Following the unrelenting but relatively fruitless assault on the fort by Russian forces, which lasted for 13 hours, the Swedish commandant accepted to capitulate on honorable conditions, realizing he could not defend the fortress for much longer. By then, the Russians had been able to take up position below one of the towers and had started mining. Another Russian force had managed to capture some houses just outside the gate, but these were set on fire by a Swedish detachment. To avoid massacre, Schlippenbach's whole garrison, with all their property, were allowed to depart to the next Swedish fort. According to Swedish sources, 83 soldiers left the Nöteborg fortress in "good condition to fight", taking another 156 wounded or sick. They took four light artillery guns, leaving 138 remaining pieces behind. The Russians had lost more men than the whole Swedish garrison, in all almost 600 dead and around 1,000 wounded. Swedish sources mentions more than 2,000 Russian losses during the assault, and a total of 6,000 during the whole siege.

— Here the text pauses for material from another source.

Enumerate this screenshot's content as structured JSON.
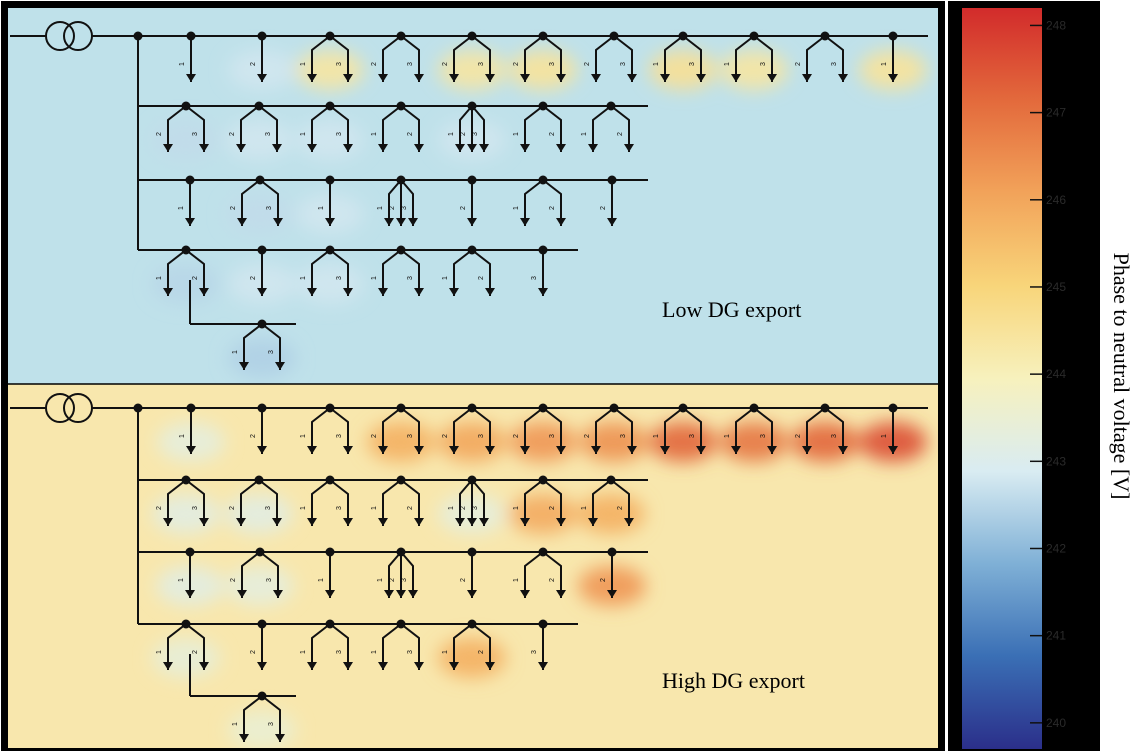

Peter immediately proceeded to repair the damage done to the fort, renaming it Shlisselburg (from German Schlüsselburg – "key-city"). In the western bastion, the key given him by the Swedish commandant, a symbol that this fort was the key to the Neva, was built into the wall. When Peter was in St. Petersburg, he went to Schlisselburg every 2 November and feasted the capitulation. Alexander Danilovich Menshikov who had shown great military ability, was appointed governor of the newly named fort, and from this time dates his intimate friendship with Peter and his prominence in public life.